2025-02-11

Introduction

In hypothesis testing, the p-value is the probability of observing results at least as extreme as the result actually observed, assuming the null hypothesis is true. In practice, a small p-value (typically less than 0.05) is taken as evidence to reject the null hypothesis.

Hypothesis Testing Framework

Consider testing a hypothesis about a population mean:

\[ H_0: \mu = \mu_0 \quad \text{vs.} \quad H_a: \mu \neq \mu_0. \]

For a test statistic \(T\) computed from your data, the p-value for a two-tailed test is given by

\[ p\text{-value} = 2 \, P\Big( T \geq |t_{\text{obs}}| \,\Big|\, H_0 \Big). \]

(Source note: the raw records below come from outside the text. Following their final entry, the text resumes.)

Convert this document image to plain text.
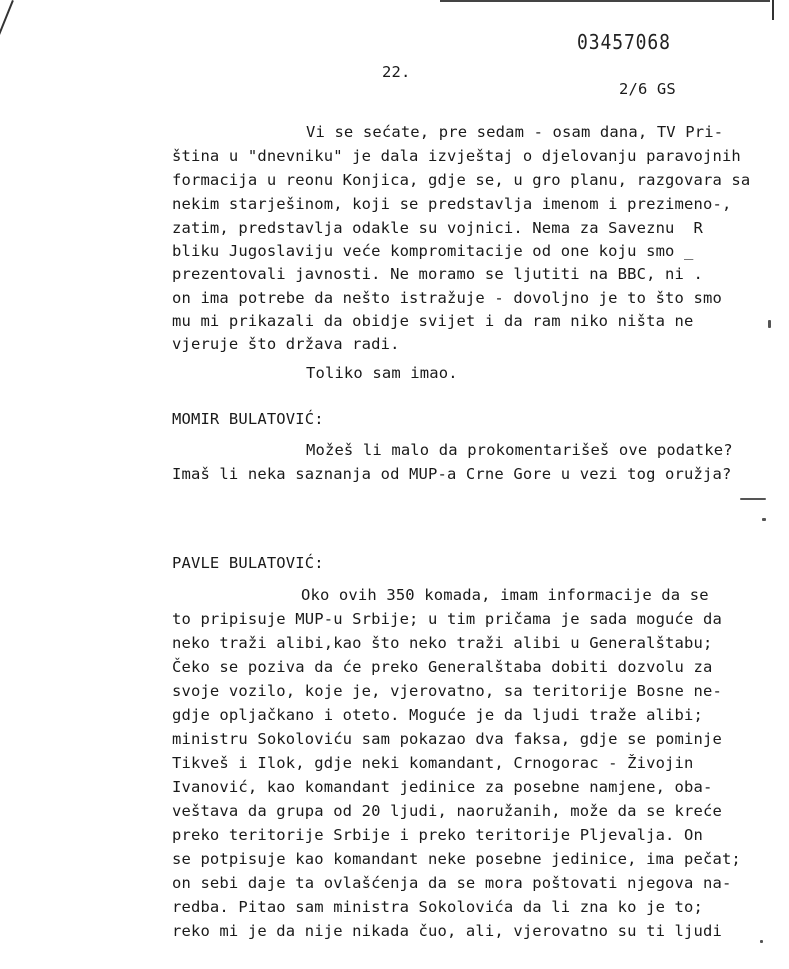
03457068
22.
2/6 GS
Vi se sećate, pre sedam - osam dana, TV Pri-
ština u "dnevniku" je dala izvještaj o djelovanju paravojnih
formacija u reonu Konjica, gdje se, u gro planu, razgovara sa
nekim starješinom, koji se predstavlja imenom i prezimeno-,
zatim, predstavlja odakle su vojnici. Nema za Saveznu  R
bliku Jugoslaviju veće kompromitacije od one koju smo _
prezentovali javnosti. Ne moramo se ljutiti na BBC, ni .
on ima potrebe da nešto istražuje - dovoljno je to što smo
mu mi prikazali da obidje svijet i da ram niko ništa ne
vjeruje što država radi.
Toliko sam imao.
MOMIR BULATOVIĆ:
Možeš li malo da prokomentarišeš ove podatke?
Imaš li neka saznanja od MUP-a Crne Gore u vezi tog oružja?
PAVLE BULATOVIĆ:
Oko ovih 350 komada, imam informacije da se
to pripisuje MUP-u Srbije; u tim pričama je sada moguće da
neko traži alibi,kao što neko traži alibi u Generalštabu;
Čeko se poziva da će preko Generalštaba dobiti dozvolu za
svoje vozilo, koje je, vjerovatno, sa teritorije Bosne ne-
gdje opljačkano i oteto. Moguće je da ljudi traže alibi;
ministru Sokoloviću sam pokazao dva faksa, gdje se pominje
Tikveš i Ilok, gdje neki komandant, Crnogorac - Živojin
Ivanović, kao komandant jedinice za posebne namjene, oba-
veštava da grupa od 20 ljudi, naoružanih, može da se kreće
preko teritorije Srbije i preko teritorije Pljevalja. On
se potpisuje kao komandant neke posebne jedinice, ima pečat;
on sebi daje ta ovlašćenja da se mora poštovati njegova na-
redba. Pitao sam ministra Sokolovića da li zna ko je to;
reko mi je da nije nikada čuo, ali, vjerovatno su ti ljudi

Visualizing a One-Tailed p-value with ggplot

Below we illustrate the p-value for a one-tailed test on a standard normal distribution. The shaded area represents the probability of obtaining a value greater than the critical value (here, \(z = 1.96\)).

Visualizing a Two-Tailed p-value with ggplot

For a two-tailed test, both tails are considered. Here, we shade the regions where \(|z| > 1.96\).

ggplot(df, aes(x, y)) +
  geom_line(color = "black") +
  geom_area(data = subset(df, x > 1.96), aes(x, y),
            fill = "blue", alpha = 0.3) +
  geom_area(data = subset(df, x < -1.96), aes(x, y),
            fill = "blue", alpha = 0.3) +
  labs(title = "Two-Tailed Test: Shaded p-value Regions",
       x = "Test Statistic (z)", y = "Density")

Interactive 3D Surface Plot of p-value

The p-value depends on the observed test statistic, effect size, and sample size. In the following interactive Plotly plot, we visualize a surface where: - x-axis: Sample size (\(n\)) - y-axis: Effect size (\(d\)) - z-axis: Two-tailed p-value, computed as \[ p\text{-value} = 2\Big[1 - \Phi\Big(d\sqrt{n}\Big)\Big], \] assuming a standard normal distribution under \(H_0\).

Interpreting p-values

When interpreting p-values, keep in mind:

  • Small p-value (e.g., < 0.05): Strong evidence against \(H_0\); reject the null hypothesis.
  • Large p-value: Insufficient evidence to reject \(H_0\).

Mathematically, the decision rule is often written as:

\[ \text{Reject } H_0 \quad \text{if} \quad p\text{-value} < \alpha, \]

where \(\alpha\) is the chosen significance level.